Pour faire face à l’urgence opérationnelle – et mettre un terme à des tergiversations qui n’avaient duré que trop longtemps – la France commanda quatre systèmes de drones MALE [Moyenne Altitude Longue Endurance] MQ-9 Reaper auprès du constructeur américain General Atomics en 2013. Soit un total de 12 appareils.

Par la suite, deux premiers systèmes au standard « Block 1 » furent livrés à l’armée de l’Air & de l’Espace [AAE], qui les utilisa sans tarder au Sahel, depuis la base aérienne projetée [BAP] de Niamey. Et, depuis 2019, ces appareils sont désormais armés. Ce qui fait que, selon un récent rapport du Sénat intitué « Drones dans les forces armées », ces appareils ont effectué 43’000 heures de vol, dont 92% au profit de l’opération Barkhane. Et ils ont assuré 58% des frappes aériennes au profit de cette dernière [contre 29% pour les Mirage 2000 et 13% pour les hélicoptères Tigre de l’Aviation légère de l’armée de Terre].

En 2020, deux systèmes MQ-9 Reaper Block 5 [soit six drones] ont été à leur tour livrés à l’AAE. Par rapport à ceux du Block 1, ces appareils sont dotés d’un nouveau système électrique ainsi que d’un système d’atterrissage automatique. Bénéficiant d’une autonomie plus élevée, ils disposent aussi de de meilleures capacités en matière de communications [liaisons plus sûres, débit plus important], d’emport d’armement et de recueil du renseignement électro-magnétique [ROEM].
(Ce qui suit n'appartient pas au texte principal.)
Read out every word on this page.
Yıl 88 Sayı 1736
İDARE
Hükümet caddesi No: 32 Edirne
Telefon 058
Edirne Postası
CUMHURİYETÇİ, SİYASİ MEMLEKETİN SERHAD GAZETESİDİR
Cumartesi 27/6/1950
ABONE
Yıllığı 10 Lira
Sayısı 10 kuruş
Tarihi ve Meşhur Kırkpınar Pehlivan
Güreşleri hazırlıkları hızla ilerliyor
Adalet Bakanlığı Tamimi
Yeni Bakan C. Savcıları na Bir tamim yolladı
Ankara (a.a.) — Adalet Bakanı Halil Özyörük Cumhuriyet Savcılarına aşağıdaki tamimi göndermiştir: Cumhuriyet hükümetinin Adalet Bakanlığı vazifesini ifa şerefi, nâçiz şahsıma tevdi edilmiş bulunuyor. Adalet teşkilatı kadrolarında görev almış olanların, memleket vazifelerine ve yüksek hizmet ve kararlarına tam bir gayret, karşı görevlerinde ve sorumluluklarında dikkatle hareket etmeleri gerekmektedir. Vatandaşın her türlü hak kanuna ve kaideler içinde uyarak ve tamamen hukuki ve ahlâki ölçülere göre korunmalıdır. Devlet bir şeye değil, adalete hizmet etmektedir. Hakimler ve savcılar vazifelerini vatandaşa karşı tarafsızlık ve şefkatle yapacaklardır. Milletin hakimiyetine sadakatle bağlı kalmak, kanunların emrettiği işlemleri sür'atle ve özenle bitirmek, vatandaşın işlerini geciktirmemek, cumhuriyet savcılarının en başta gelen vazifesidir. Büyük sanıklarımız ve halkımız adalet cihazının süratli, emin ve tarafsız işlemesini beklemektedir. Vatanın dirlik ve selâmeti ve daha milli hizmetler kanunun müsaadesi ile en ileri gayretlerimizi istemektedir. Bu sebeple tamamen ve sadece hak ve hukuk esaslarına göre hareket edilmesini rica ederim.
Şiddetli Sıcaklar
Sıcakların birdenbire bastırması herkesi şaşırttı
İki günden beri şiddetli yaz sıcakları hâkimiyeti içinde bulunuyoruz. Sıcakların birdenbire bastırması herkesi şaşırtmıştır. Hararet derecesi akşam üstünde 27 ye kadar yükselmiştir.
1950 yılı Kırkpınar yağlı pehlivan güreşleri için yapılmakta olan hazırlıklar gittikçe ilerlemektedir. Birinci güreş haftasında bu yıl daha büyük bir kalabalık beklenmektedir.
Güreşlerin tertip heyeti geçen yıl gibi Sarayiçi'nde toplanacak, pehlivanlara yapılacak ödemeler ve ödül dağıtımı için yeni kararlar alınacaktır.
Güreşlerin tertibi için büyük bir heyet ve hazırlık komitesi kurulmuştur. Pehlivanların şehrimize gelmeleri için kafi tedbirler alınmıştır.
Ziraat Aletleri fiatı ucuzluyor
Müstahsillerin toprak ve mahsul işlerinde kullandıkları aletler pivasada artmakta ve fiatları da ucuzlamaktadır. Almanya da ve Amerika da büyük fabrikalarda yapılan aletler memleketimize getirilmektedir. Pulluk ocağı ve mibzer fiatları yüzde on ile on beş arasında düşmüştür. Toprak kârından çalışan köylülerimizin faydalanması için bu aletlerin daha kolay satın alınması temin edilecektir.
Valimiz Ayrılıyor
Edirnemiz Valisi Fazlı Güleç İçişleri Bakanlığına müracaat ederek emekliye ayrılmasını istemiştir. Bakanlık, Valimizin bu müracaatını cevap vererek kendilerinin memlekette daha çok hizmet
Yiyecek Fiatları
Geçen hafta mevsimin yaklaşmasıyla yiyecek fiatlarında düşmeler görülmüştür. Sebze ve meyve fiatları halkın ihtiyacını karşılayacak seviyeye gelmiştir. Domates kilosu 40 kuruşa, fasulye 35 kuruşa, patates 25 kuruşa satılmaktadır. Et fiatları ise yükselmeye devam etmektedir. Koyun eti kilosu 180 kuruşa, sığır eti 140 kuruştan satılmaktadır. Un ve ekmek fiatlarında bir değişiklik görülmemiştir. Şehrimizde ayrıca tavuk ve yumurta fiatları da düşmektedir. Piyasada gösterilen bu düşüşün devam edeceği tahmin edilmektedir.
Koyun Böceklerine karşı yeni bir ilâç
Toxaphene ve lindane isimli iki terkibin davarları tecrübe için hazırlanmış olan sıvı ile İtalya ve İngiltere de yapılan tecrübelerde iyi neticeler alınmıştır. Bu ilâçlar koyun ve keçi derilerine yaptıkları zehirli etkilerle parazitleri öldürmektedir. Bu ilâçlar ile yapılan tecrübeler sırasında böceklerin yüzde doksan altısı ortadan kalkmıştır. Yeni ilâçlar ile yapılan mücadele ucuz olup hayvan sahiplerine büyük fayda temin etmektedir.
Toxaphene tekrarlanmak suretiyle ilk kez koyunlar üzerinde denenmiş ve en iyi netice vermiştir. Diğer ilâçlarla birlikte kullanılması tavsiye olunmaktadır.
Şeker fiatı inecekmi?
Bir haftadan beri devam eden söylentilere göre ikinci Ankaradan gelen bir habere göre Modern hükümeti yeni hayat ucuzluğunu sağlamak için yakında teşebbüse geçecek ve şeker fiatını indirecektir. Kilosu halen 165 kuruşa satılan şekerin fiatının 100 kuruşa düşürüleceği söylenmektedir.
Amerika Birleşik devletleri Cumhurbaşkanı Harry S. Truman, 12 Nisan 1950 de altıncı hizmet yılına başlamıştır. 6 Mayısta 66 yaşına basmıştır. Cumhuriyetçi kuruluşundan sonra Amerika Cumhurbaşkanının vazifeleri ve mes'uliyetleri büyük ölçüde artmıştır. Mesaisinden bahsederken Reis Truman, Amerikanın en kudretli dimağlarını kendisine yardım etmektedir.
Si les Reaper Block 1 peuvent voler dans l’espace aérien national et être par conséquent utilisés pour la formation des équipages de la 33e Escadre de surveillance, de reconnaissance et d’attaque basée à Cognac, ainsi que pour assurer des missions de surveillance des sites aéronautiques et des grands évènements, ce ne sera pas le cas de ceux portés au standard Block 5.

Normalement, les Reaper Block 1 seront portés au standard Block 5. Récemment, pour le compte du ministère français des Armées, le Pentagone a attribué un contrat à General Atomics pour le « retrofit » de quatre appareils.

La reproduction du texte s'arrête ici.